Biz Bilecik’in dertlerini biliyoruz görüyoruz. Bilecik’in derdi çok ama devası hazır.

Biz Bilecik’te tarımı ve hayvancılığı geliştireceğiz. Çiftçimize, esnafımıza destek olacağız. Yerli tohumu teşvik edeceğiz. Destekleyeceğiz.

Güven ortamını tesis ederek Bilecik’in sanayi yatırımlarından yararlanmasını, istihdam alanlarının oluşmasını sağlayacağız.

Bugün Bozüyük’ten geçerek geldik. Tam arabamızdan inip, otobüsümüze inerken bir fabrikanın önündeydik. Hemen fabrikada çalışan arkadaşlarımız koşup yanımıza geldiler. İçlerinde sendika başkanı, işçiler var

“Perişanız” dediler. “Şu torba yasaya aman dikkat edin” dediler.

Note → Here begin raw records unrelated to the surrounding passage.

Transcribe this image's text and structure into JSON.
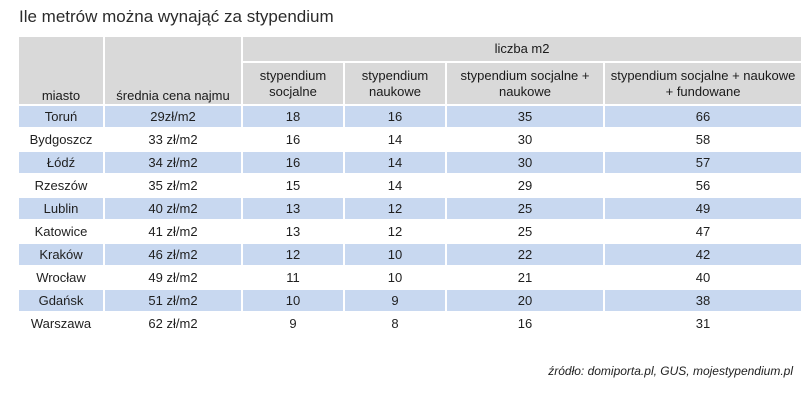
{
  "title": "Ile metrów można wynająć za stypendium",
  "header": {
    "city": "miasto",
    "price": "średnia cena najmu",
    "group": "liczba m2",
    "sub": [
      "stypendium socjalne",
      "stypendium naukowe",
      "stypendium socjalne + naukowe",
      "stypendium socjalne + naukowe + fundowane"
    ]
  },
  "rows": [
    {
      "city": "Toruń",
      "price": "29zł/m2",
      "v": [
        "18",
        "16",
        "35",
        "66"
      ]
    },
    {
      "city": "Bydgoszcz",
      "price": "33 zł/m2",
      "v": [
        "16",
        "14",
        "30",
        "58"
      ]
    },
    {
      "city": "Łódź",
      "price": "34 zł/m2",
      "v": [
        "16",
        "14",
        "30",
        "57"
      ]
    },
    {
      "city": "Rzeszów",
      "price": "35 zł/m2",
      "v": [
        "15",
        "14",
        "29",
        "56"
      ]
    },
    {
      "city": "Lublin",
      "price": "40 zł/m2",
      "v": [
        "13",
        "12",
        "25",
        "49"
      ]
    },
    {
      "city": "Katowice",
      "price": "41 zł/m2",
      "v": [
        "13",
        "12",
        "25",
        "47"
      ]
    },
    {
      "city": "Kraków",
      "price": "46 zł/m2",
      "v": [
        "12",
        "10",
        "22",
        "42"
      ]
    },
    {
      "city": "Wrocław",
      "price": "49 zł/m2",
      "v": [
        "11",
        "10",
        "21",
        "40"
      ]
    },
    {
      "city": "Gdańsk",
      "price": "51 zł/m2",
      "v": [
        "10",
        "9",
        "20",
        "38"
      ]
    },
    {
      "city": "Warszawa",
      "price": "62 zł/m2",
      "v": [
        "9",
        "8",
        "16",
        "31"
      ]
    }
  ],
  "source": "źródło: domiporta.pl, GUS, mojestypendium.pl",
  "colors": {
    "header_bg": "#d9d9d9",
    "row_shade": "#c8d8f0"
  },
  "chart_data": {
    "type": "table",
    "title": "Ile metrów można wynająć za stypendium",
    "columns": [
      "miasto",
      "średnia cena najmu",
      "stypendium socjalne",
      "stypendium naukowe",
      "stypendium socjalne + naukowe",
      "stypendium socjalne + naukowe + fundowane"
    ],
    "column_group": {
      "label": "liczba m2",
      "spans": [
        2,
        3,
        4,
        5
      ]
    },
    "rows": [
      [
        "Toruń",
        "29zł/m2",
        18,
        16,
        35,
        66
      ],
      [
        "Bydgoszcz",
        "33 zł/m2",
        16,
        14,
        30,
        58
      ],
      [
        "Łódź",
        "34 zł/m2",
        16,
        14,
        30,
        57
      ],
      [
        "Rzeszów",
        "35 zł/m2",
        15,
        14,
        29,
        56
      ],
      [
        "Lublin",
        "40 zł/m2",
        13,
        12,
        25,
        49
      ],
      [
        "Katowice",
        "41 zł/m2",
        13,
        12,
        25,
        47
      ],
      [
        "Kraków",
        "46 zł/m2",
        12,
        10,
        22,
        42
      ],
      [
        "Wrocław",
        "49 zł/m2",
        11,
        10,
        21,
        40
      ],
      [
        "Gdańsk",
        "51 zł/m2",
        10,
        9,
        20,
        38
      ],
      [
        "Warszawa",
        "62 zł/m2",
        9,
        8,
        16,
        31
      ]
    ]
  }
}
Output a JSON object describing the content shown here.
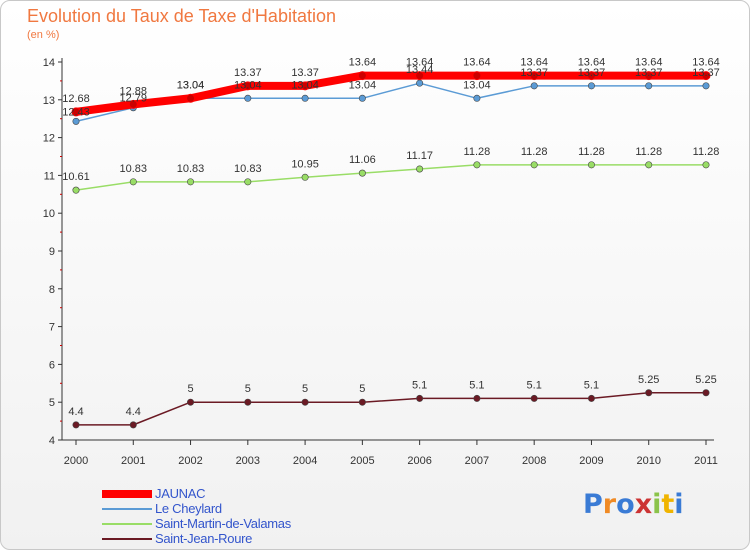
{
  "chart_data": {
    "type": "line",
    "title": "Evolution du Taux de Taxe d'Habitation",
    "subtitle": "(en %)",
    "x": [
      "2000",
      "2001",
      "2002",
      "2003",
      "2004",
      "2005",
      "2006",
      "2007",
      "2008",
      "2009",
      "2010",
      "2011"
    ],
    "ylim": [
      4,
      14
    ],
    "yticks": [
      4,
      5,
      6,
      7,
      8,
      9,
      10,
      11,
      12,
      13,
      14
    ],
    "grid": false,
    "legend_position": "bottom-left",
    "series": [
      {
        "name": "JAUNAC",
        "color": "#ff0000",
        "values": [
          12.68,
          12.88,
          13.04,
          13.37,
          13.37,
          13.64,
          13.64,
          13.64,
          13.64,
          13.64,
          13.64,
          13.64
        ]
      },
      {
        "name": "Le Cheylard",
        "color": "#5b9bd5",
        "values": [
          12.43,
          12.79,
          13.04,
          13.04,
          13.04,
          13.04,
          13.44,
          13.04,
          13.37,
          13.37,
          13.37,
          13.37
        ]
      },
      {
        "name": "Saint-Martin-de-Valamas",
        "color": "#99dd66",
        "values": [
          10.61,
          10.83,
          10.83,
          10.83,
          10.95,
          11.06,
          11.17,
          11.28,
          11.28,
          11.28,
          11.28,
          11.28
        ]
      },
      {
        "name": "Saint-Jean-Roure",
        "color": "#6b1a24",
        "values": [
          4.4,
          4.4,
          5,
          5,
          5,
          5,
          5.1,
          5.1,
          5.1,
          5.1,
          5.25,
          5.25
        ]
      }
    ]
  },
  "legend": {
    "labels": [
      "JAUNAC",
      "Le Cheylard",
      "Saint-Martin-de-Valamas",
      "Saint-Jean-Roure"
    ],
    "label_color": "#3355cc"
  },
  "logo": {
    "text": "Proxiti",
    "colors": [
      "#3a7bd5",
      "#f08a24",
      "#3a7bd5",
      "#cc3333",
      "#8bc34a",
      "#f0b400",
      "#3a7bd5"
    ]
  }
}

“Bu torba yasada işçilerin haklarını gaspeden, işçileri daha da zor duruma sokacak maddeler var” dediler.

Toplumdan, halktan koparsanız, artık çarşı-pazar dolaşamıyorsanız, sokaklarda bizler gibi rahat yürüyemiyorsanız, ülkenin gerçeklerini göremezsiniz.

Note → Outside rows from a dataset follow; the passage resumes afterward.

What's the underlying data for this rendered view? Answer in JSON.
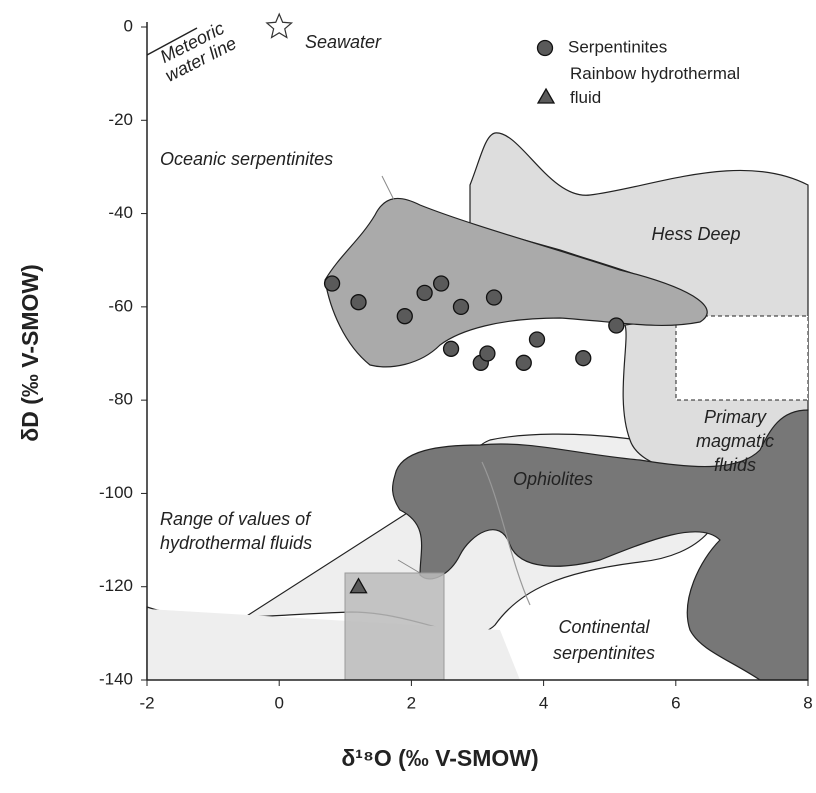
{
  "chart_data": {
    "type": "scatter",
    "x_label": "δ¹⁸O (‰ V-SMOW)",
    "y_label": "δD (‰ V-SMOW)",
    "xlim": [
      -2,
      8
    ],
    "ylim": [
      -140,
      0
    ],
    "xticks": [
      -2,
      0,
      2,
      4,
      6,
      8
    ],
    "yticks": [
      0,
      -20,
      -40,
      -60,
      -80,
      -100,
      -120,
      -140
    ],
    "grid": false,
    "legend": "upper right",
    "series": [
      {
        "name": "Serpentinites",
        "color": "#5a5a5a",
        "marker": "circle",
        "x": [
          0.8,
          1.2,
          1.9,
          2.2,
          2.45,
          2.75,
          3.25,
          2.6,
          3.05,
          3.15,
          3.7,
          3.9,
          4.6,
          5.1
        ],
        "values": [
          -55,
          -59,
          -62,
          -57,
          -55,
          -60,
          -58,
          -69,
          -72,
          -70,
          -72,
          -67,
          -71,
          -64
        ]
      },
      {
        "name": "Rainbow hydrothermal fluid",
        "color": "#5a5a5a",
        "marker": "triangle",
        "x": [
          1.2
        ],
        "values": [
          -120
        ]
      },
      {
        "name": "Seawater",
        "color": "#ffffff",
        "marker": "star",
        "x": [
          0
        ],
        "values": [
          0
        ]
      }
    ],
    "annotations": [
      {
        "text": [
          "Seawater"
        ]
      },
      {
        "text": [
          "Meteoric",
          "water line"
        ]
      },
      {
        "text": [
          "Oceanic serpentinites"
        ]
      },
      {
        "text": [
          "Hess Deep"
        ]
      },
      {
        "text": [
          "Primary",
          "magmatic",
          "fluids"
        ]
      },
      {
        "text": [
          "Ophiolites"
        ]
      },
      {
        "text": [
          "Range of values of",
          "hydrothermal fluids"
        ]
      },
      {
        "text": [
          "Continental",
          "serpentinites"
        ]
      }
    ]
  }
}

Yanlış kararlar alıp, Meclis’e yanlış yasa tasarıları gönderirsiniz. Biz Bilecik’e deva olmaya hazırız. DEVA Partisi hazır. Soruyorum şimdi Bilecik hazır mı?
***

Saygıdeğer konuklar;

Deva Partisi, kadınlarla gençlerle, çiftçilerle, emeklilerle, öğretmenlerle işçilerle, esnafla eşitlik için, adalet için yola çıktı.

Çözüm haritamız belli.
Çözümün sözcüsü bizler olacağız. Ayrışmayacağız, ayrıştırmayacağız.
Toplumu kutuplara ayırmayacağız. Korkmayacağız.
Korkutmayacağız.
Hep beraber Türkiye’nin yaralarını saracağız.
Biz Türkiye’nin haysiyetli insanları için buradayız. Artık Türkiye’nin DEVA’sı var

Bilecik’in DEVA’sı var, ve biz hazırız. Hepinize çok teşekkür ediyorum.